Congressional aides warned that final text had not been agreed to, even as lawmakers voiced optimism that a deal could be reached within hours. Even if the Senate were able to approve the legislation on Tuesday, the House would not take action on the measure until Thursday morning to allow lawmakers time to return to Washington for a recorded vote.
In the two weeks since Steven Mnuchin, the Treasury secretary, first requested an expedited infusion of $250 billion to shore up the newly created loan program for distressed small businesses, funding has lapsed and the program has been unable to process applications for millions of companies. Democrats rejected the administration’s request to pass a stand-alone bill funding the program, which was created last month by the $2.2 trillion stimulus law, and insisted that the money be coupled with additional funds for hospitals, testing and state and local governments.
While negotiators agreed to increase the administration’s original request, it is unclear how long the new funds could sustain the program, which had a rocky rollout that stretched the capacity of the Small Business Administration, the small federal agency overseeing it. It took only 13 days to exhaust the original tranche of $349 billion, which covered more than 1.6 million loans from nearly 5,000 lenders — more than 14 years’ worth of loans typically processed by the agency.
Mr. Schumer, Mr. Mnuchin, Speaker Nancy Pelosi of California and Mark Meadows, the White House chief of staff, spoke after midnight Tuesday in an effort to resolve an impasse over Democrats’ demands for a national testing strategy, as well as whether to allocate funds to state and local governments. Representative Steny H. Hoyer, Democrat of Maryland and the majority leader, said that the funds included in the measure would be divided between state governments and the federal government to expand testing across the country.
“This was not political — this was not something we didn’t think was critically important” Mr. Hoyer said. “If it wasn’t critical, I don’t think the Republicans would’ve agreed.”
“This is a victory for everybody,” he added.
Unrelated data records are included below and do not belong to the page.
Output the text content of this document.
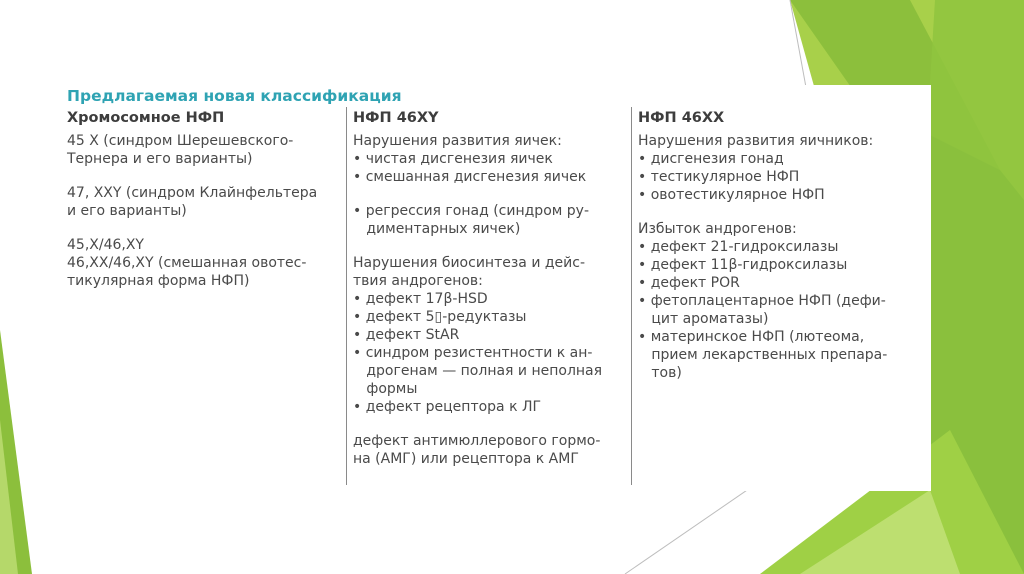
Предлагаемая новая классификация
Хромосомное НФП
45 X (синдром Шерешевского-
Тернера и его варианты)
47, XXY (синдром Клайнфельтера
и его варианты)
45,X/46,XY
46,XX/46,XY (смешанная овотес-
тикулярная форма НФП)
НФП 46XY
Нарушения развития яичек:
• чистая дисгенезия яичек
• смешанная дисгенезия яичек
• регрессия гонад (синдром ру-
диментарных яичек)
Нарушения биосинтеза и дейс-
твия андрогенов:
• дефект 17β-HSD
• дефект 5▯-редуктазы
• дефект StAR
• синдром резистентности к ан-
дрогенам — полная и неполная
формы
• дефект рецептора к ЛГ
дефект антимюллерового гормо-
на (АМГ) или рецептора к АМГ
НФП 46XX
Нарушения развития яичников:
• дисгенезия гонад
• тестикулярное НФП
• овотестикулярное НФП
Избыток андрогенов:
• дефект 21-гидроксилазы
• дефект 11β-гидроксилазы
• дефект POR
• фетоплацентарное НФП (дефи-
цит ароматазы)
• материнское НФП (лютеома,
прием лекарственных препара-
тов)
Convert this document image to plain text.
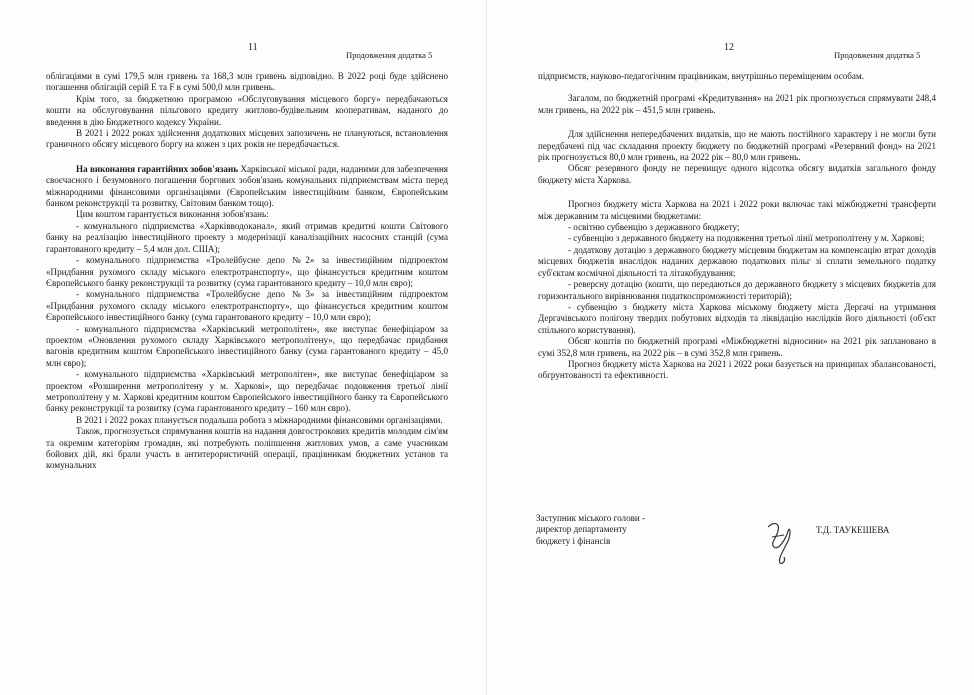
11
Продовження додатка 5

облігаціями в сумі 179,5 млн гривень та 168,3 млн гривень відповідно. В 2022 році буде здійснено погашення облігацій серій Е та F в сумі 500,0 млн гривень.

Крім того, за бюджетною програмою «Обслуговування місцевого боргу» передбачаються кошти на обслуговування пільгового кредиту житлово-будівельним кооперативам, наданого до введення в дію Бюджетного кодексу України.

В 2021 і 2022 роках здійснення додаткових місцевих запозичень не плануються, встановлення граничного обсягу місцевого боргу на кожен з цих років не передбачається.

На виконання гарантійних зобов'язань Харківської міської ради, наданими для забезпечення своєчасного і безумовного погашення боргових зобов'язань комунальних підприємствам міста перед міжнародними фінансовими організаціями (Європейським інвестиційним банком, Європейським банком реконструкції та розвитку, Світовим банком тощо).

Цим коштом гарантується виконання зобов'язань:

- комунального підприємства «Харківводоканал», який отримав кредитні кошти Світового банку на реалізацію інвестиційного проекту з модернізації каналізаційних насосних станцій (сума гарантованого кредиту – 5,4 млн дол. США);

- комунального підприємства «Тролейбусне депо №2» за інвестиційним підпроектом «Придбання рухомого складу міського електротранспорту», що фінансується кредитним коштом Європейського банку реконструкції та розвитку (сума гарантованого кредиту – 10,0 млн євро);

- комунального підприємства «Тролейбусне депо №3» за інвестиційним підпроектом «Придбання рухомого складу міського електротранспорту», що фінансується кредитним коштом Європейського інвестиційного банку (сума гарантованого кредиту – 10,0 млн євро);

- комунального підприємства «Харківський метрополітен», яке виступає бенефіціаром за проектом «Оновлення рухомого складу Харківського метрополітену», що передбачає придбання вагонів кредитним коштом Європейського інвестиційного банку (сума гарантованого кредиту – 45,0 млн євро);

- комунального підприємства «Харківський метрополітен», яке виступає бенефіціаром за проектом «Розширення метрополітену у м. Харкові», що передбачає подовження третьої лінії метрополітену у м. Харкові кредитним коштом Європейського інвестиційного банку та Європейського банку реконструкції та розвитку (сума гарантованого кредиту – 160 млн євро).

В 2021 і 2022 роках планується подальша робота з міжнародними фінансовими організаціями.

Також, прогнозується спрямування коштів на надання довгострокових кредитів молодим сім'ям та окремим категоріям громадян, які потребують поліпшення житлових умов, а саме учасникам бойових дій, які брали участь в антитерористичній операції, працівникам бюджетних установ та комунальних

12
Продовження додатка 5

підприємств, науково-педагогічним працівникам, внутрішньо переміщеним особам.

Загалом, по бюджетній програмі «Кредитування» на 2021 рік прогнозується спрямувати 248,4 млн гривень, на 2022 рік – 451,5 млн гривень.

Для здійснення непередбачених видатків, що не мають постійного характеру і не могли бути передбачені під час складання проекту бюджету по бюджетній програмі «Резервний фонд» на 2021 рік прогнозується 80,0 млн гривень, на 2022 рік – 80,0 млн гривень.

Обсяг резервного фонду не перевищує одного відсотка обсягу видатків загального фонду бюджету міста Харкова.

Прогноз бюджету міста Харкова на 2021 і 2022 роки включає такі міжбюджетні трансферти між державним та місцевими бюджетами:

- освітню субвенцію з державного бюджету;

- субвенцію з державного бюджету на подовження третьої лінії метрополітену у м. Харкові;

- додаткову дотацію з державного бюджету місцевим бюджетам на компенсацію втрат доходів місцевих бюджетів внаслідок наданих державою податкових пільг зі сплати земельного податку суб'єктам космічної діяльності та літакобудування;

- реверсну дотацію (кошти, що передаються до державного бюджету з місцевих бюджетів для горизонтального вирівнювання податкоспроможності територій);

- субвенцію з бюджету міста Харкова міському бюджету міста Дергачі на утримання Дергачівського полігону твердих побутових відходів та ліквідацію наслідків його діяльності (об'єкт спільного користування).

Обсяг коштів по бюджетній програмі «Міжбюджетні відносини» на 2021 рік заплановано в сумі 352,8 млн гривень, на 2022 рік – в сумі 352,8 млн гривень.

Прогноз бюджету міста Харкова на 2021 і 2022 роки базується на принципах збалансованості, обгрунтованості та ефективності.

Заступник міського голови -

директор департаменту

бюджету і фінансів

Т.Д. ТАУКЕШЕВА
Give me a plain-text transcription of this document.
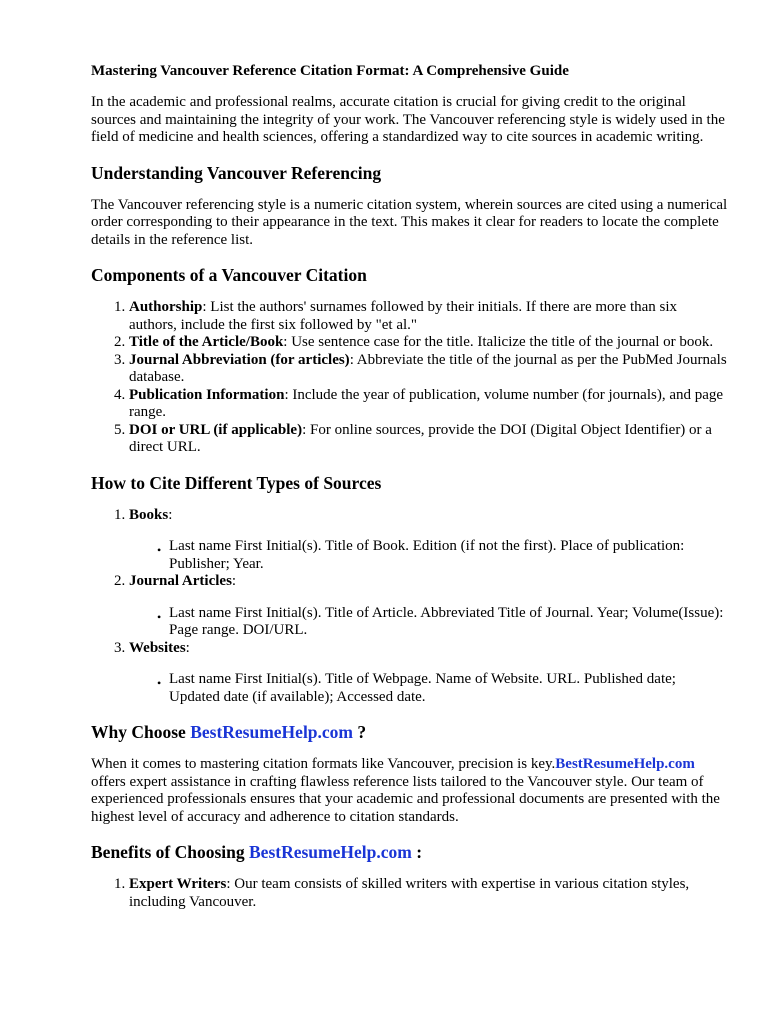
Mastering Vancouver Reference Citation Format: A Comprehensive Guide

In the academic and professional realms, accurate citation is crucial for giving credit to the original sources and maintaining the integrity of your work. The Vancouver referencing style is widely used in the field of medicine and health sciences, offering a standardized way to cite sources in academic writing.

Understanding Vancouver Referencing

The Vancouver referencing style is a numeric citation system, wherein sources are cited using a numerical order corresponding to their appearance in the text. This makes it clear for readers to locate the complete details in the reference list.

Components of a Vancouver Citation
1. Authorship: List the authors' surnames followed by their initials. If there are more than six authors, include the first six followed by "et al."
2. Title of the Article/Book: Use sentence case for the title. Italicize the title of the journal or book.
3. Journal Abbreviation (for articles): Abbreviate the title of the journal as per the PubMed Journals database.
4. Publication Information: Include the year of publication, volume number (for journals), and page range.
5. DOI or URL (if applicable): For online sources, provide the DOI (Digital Object Identifier) or a direct URL.
How to Cite Different Types of Sources
1. Books:
• Last name First Initial(s). Title of Book. Edition (if not the first). Place of publication: Publisher; Year.
2. Journal Articles:
• Last name First Initial(s). Title of Article. Abbreviated Title of Journal. Year; Volume(Issue): Page range. DOI/URL.
3. Websites:
• Last name First Initial(s). Title of Webpage. Name of Website. URL. Published date; Updated date (if available); Accessed date.
Why Choose BestResumeHelp.com ?

When it comes to mastering citation formats like Vancouver, precision is key.BestResumeHelp.com offers expert assistance in crafting flawless reference lists tailored to the Vancouver style. Our team of experienced professionals ensures that your academic and professional documents are presented with the highest level of accuracy and adherence to citation standards.

Benefits of Choosing BestResumeHelp.com :
1. Expert Writers: Our team consists of skilled writers with expertise in various citation styles, including Vancouver.
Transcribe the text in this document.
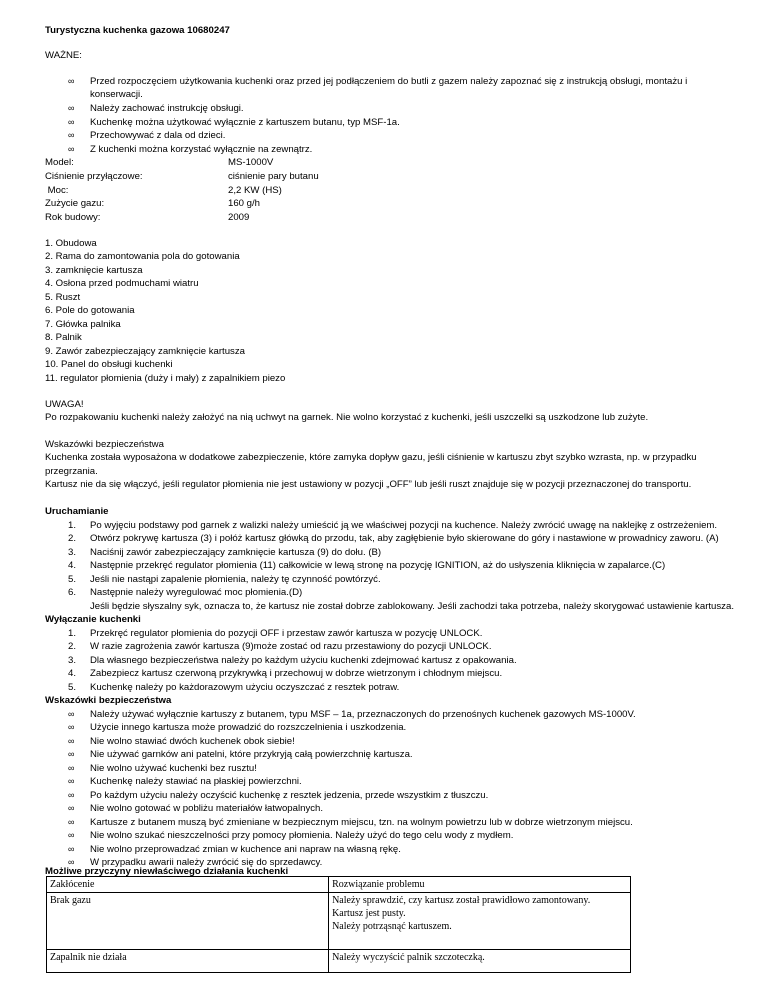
Turystyczna kuchenka gazowa 10680247
WAŻNE:
∞ Przed rozpoczęciem użytkowania kuchenki oraz przed jej podłączeniem do butli z gazem należy zapoznać się z instrukcją obsługi, montażu i
konserwacji.
∞ Należy zachować instrukcję obsługi.
∞ Kuchenkę można użytkować wyłącznie z kartuszem butanu, typ MSF-1a.
∞ Przechowywać z dala od dzieci.
∞ Z kuchenki można korzystać wyłącznie na zewnątrz.
Model:	MS-1000V
Ciśnienie przyłączowe:	ciśnienie pary butanu
Moc:	2,2 KW (HS)
Zużycie gazu:	160 g/h
Rok budowy:	2009
1. Obudowa
2. Rama do zamontowania pola do gotowania
3. zamknięcie kartusza
4. Osłona przed podmuchami wiatru
5. Ruszt
6. Pole do gotowania
7. Główka palnika
8. Palnik
9. Zawór zabezpieczający zamknięcie kartusza
10. Panel do obsługi kuchenki
11. regulator płomienia (duży i mały) z zapalnikiem piezo
UWAGA!
Po rozpakowaniu kuchenki należy założyć na nią uchwyt na garnek. Nie wolno korzystać z kuchenki, jeśli uszczelki są uszkodzone lub zużyte.
Wskazówki bezpieczeństwa
Kuchenka została wyposażona w dodatkowe zabezpieczenie, które zamyka dopływ gazu, jeśli ciśnienie w kartuszu zbyt szybko wzrasta, np. w przypadku
przegrzania.
Kartusz nie da się włączyć, jeśli regulator płomienia nie jest ustawiony w pozycji „OFF” lub jeśli ruszt znajduje się w pozycji przeznaczonej do transportu.
Uruchamianie
1. Po wyjęciu podstawy pod garnek z walizki należy umieścić ją we właściwej pozycji na kuchence. Należy zwrócić uwagę na naklejkę z ostrzeżeniem.
2. Otwórz pokrywę kartusza (3) i połóż kartusz główką do przodu, tak, aby zagłębienie było skierowane do góry i nastawione w prowadnicy zaworu. (A)
3. Naciśnij zawór zabezpieczający zamknięcie kartusza (9) do dołu. (B)
4. Następnie przekręć regulator płomienia (11) całkowicie w lewą stronę na pozycję IGNITION, aż do usłyszenia kliknięcia w zapalarce.(C)
5. Jeśli nie nastąpi zapalenie płomienia, należy tę czynność powtórzyć.
6. Następnie należy wyregulować moc płomienia.(D)
Jeśli będzie słyszalny syk, oznacza to, że kartusz nie został dobrze zablokowany. Jeśli zachodzi taka potrzeba, należy skorygować ustawienie kartusza.
Wyłączanie kuchenki
1. Przekręć regulator płomienia do pozycji OFF i przestaw zawór kartusza w pozycję UNLOCK.
2. W razie zagrożenia zawór kartusza (9)może zostać od razu przestawiony do pozycji UNLOCK.
3. Dla własnego bezpieczeństwa należy po każdym użyciu kuchenki zdejmować kartusz z opakowania.
4. Zabezpiecz kartusz czerwoną przykrywką i przechowuj w dobrze wietrzonym i chłodnym miejscu.
5. Kuchenkę należy po każdorazowym użyciu oczyszczać z resztek potraw.
Wskazówki bezpieczeństwa
∞ Należy używać wyłącznie kartuszy z butanem, typu MSF – 1a, przeznaczonych do przenośnych kuchenek gazowych MS-1000V.
∞ Użycie innego kartusza może prowadzić do rozszczelnienia i uszkodzenia.
∞ Nie wolno stawiać dwóch kuchenek obok siebie!
∞ Nie używać garnków ani patelni, które przykryją całą powierzchnię kartusza.
∞ Nie wolno używać kuchenki bez rusztu!
∞ Kuchenkę należy stawiać na płaskiej powierzchni.
∞ Po każdym użyciu należy oczyścić kuchenkę z resztek jedzenia, przede wszystkim z tłuszczu.
∞ Nie wolno gotować w pobliżu materiałów łatwopalnych.
∞ Kartusze z butanem muszą być zmieniane w bezpiecznym miejscu, tzn. na wolnym powietrzu lub w dobrze wietrzonym miejscu.
∞ Nie wolno szukać nieszczelności przy pomocy płomienia. Należy użyć do tego celu wody z mydłem.
∞ Nie wolno przeprowadzać zmian w kuchence ani napraw na własną rękę.
∞ W przypadku awarii należy zwrócić się do sprzedawcy.
Możliwe przyczyny niewłaściwego działania kuchenki
Zakłócenie	Rozwiązanie problemu
Brak gazu	Należy sprawdzić, czy kartusz został prawidłowo zamontowany.
Kartusz jest pusty.
Należy potrząsnąć kartuszem.

Zapalnik nie działa	Należy wyczyścić palnik szczoteczką.
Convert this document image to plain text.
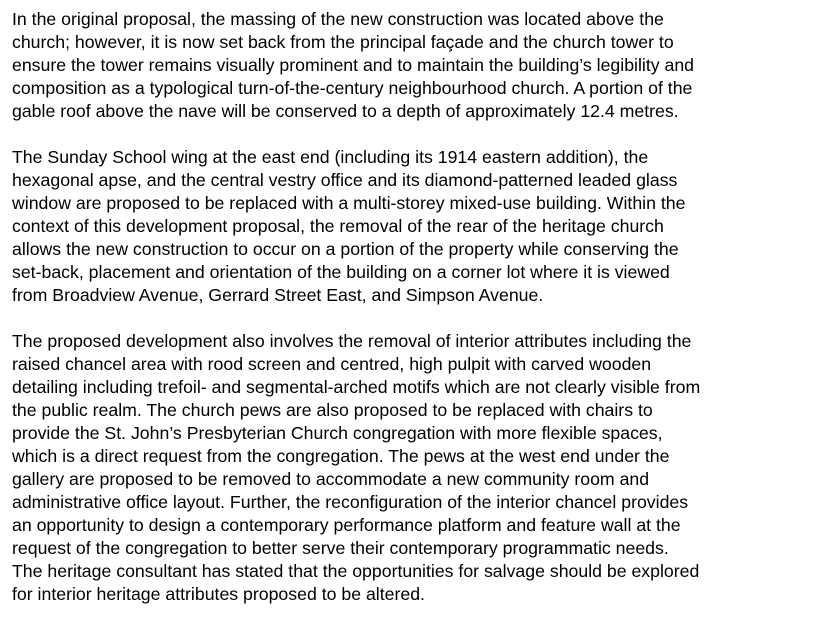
In the original proposal, the massing of the new construction was located above the
church; however, it is now set back from the principal façade and the church tower to
ensure the tower remains visually prominent and to maintain the building’s legibility and
composition as a typological turn-of-the-century neighbourhood church. A portion of the
gable roof above the nave will be conserved to a depth of approximately 12.4 metres.

The Sunday School wing at the east end (including its 1914 eastern addition), the
hexagonal apse, and the central vestry office and its diamond-patterned leaded glass
window are proposed to be replaced with a multi-storey mixed-use building. Within the
context of this development proposal, the removal of the rear of the heritage church
allows the new construction to occur on a portion of the property while conserving the
set-back, placement and orientation of the building on a corner lot where it is viewed
from Broadview Avenue, Gerrard Street East, and Simpson Avenue.

The proposed development also involves the removal of interior attributes including the
raised chancel area with rood screen and centred, high pulpit with carved wooden
detailing including trefoil- and segmental-arched motifs which are not clearly visible from
the public realm. The church pews are also proposed to be replaced with chairs to
provide the St. John’s Presbyterian Church congregation with more flexible spaces,
which is a direct request from the congregation. The pews at the west end under the
gallery are proposed to be removed to accommodate a new community room and
administrative office layout. Further, the reconfiguration of the interior chancel provides
an opportunity to design a contemporary performance platform and feature wall at the
request of the congregation to better serve their contemporary programmatic needs.
The heritage consultant has stated that the opportunities for salvage should be explored
for interior heritage attributes proposed to be altered.
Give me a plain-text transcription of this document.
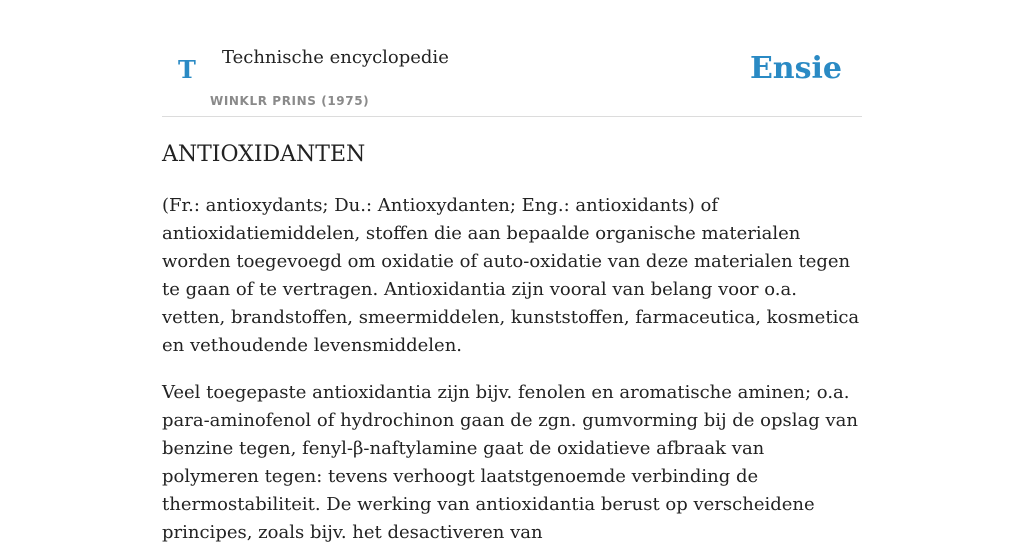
T Technische encyclopedie
WINKLR PRINS (1975)
Ensie
ANTIOXIDANTEN

(Fr.: antioxydants; Du.: Antioxydanten; Eng.: antioxidants) of antioxidatiemiddelen, stoffen die aan bepaalde organische materialen worden toegevoegd om oxidatie of auto-oxidatie van deze materialen tegen te gaan of te vertragen. Antioxidantia zijn vooral van belang voor o.a. vetten, brandstoffen, smeermiddelen, kunststoffen, farmaceutica, kosmetica en vethoudende levensmiddelen.

Veel toegepaste antioxidantia zijn bijv. fenolen en aromatische aminen; o.a. para-aminofenol of hydrochinon gaan de zgn. gumvorming bij de opslag van benzine tegen, fenyl-β-naftylamine gaat de oxidatieve afbraak van polymeren tegen: tevens verhoogt laatstgenoemde verbinding de thermostabiliteit. De werking van antioxidantia berust op verscheidene principes, zoals bijv. het desactiveren van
Mr. Schumer also indicated that while there would not be a new round of aid for states and cities in the measure, the White House had agreed to give those governments flexibility in using money allocated in previous coronavirus legislation to help compensate for revenue shortfalls. Mr. Mnuchin and Republican leaders had objected to including more such funding in the interim package, saying it should be part of a future bill.
Gov. Andrew M. Cuomo of New York criticized the emerging plan because it did not include money for state and local governments. The National Governors Association had called for half a trillion dollars to help counter budgetary shortfalls.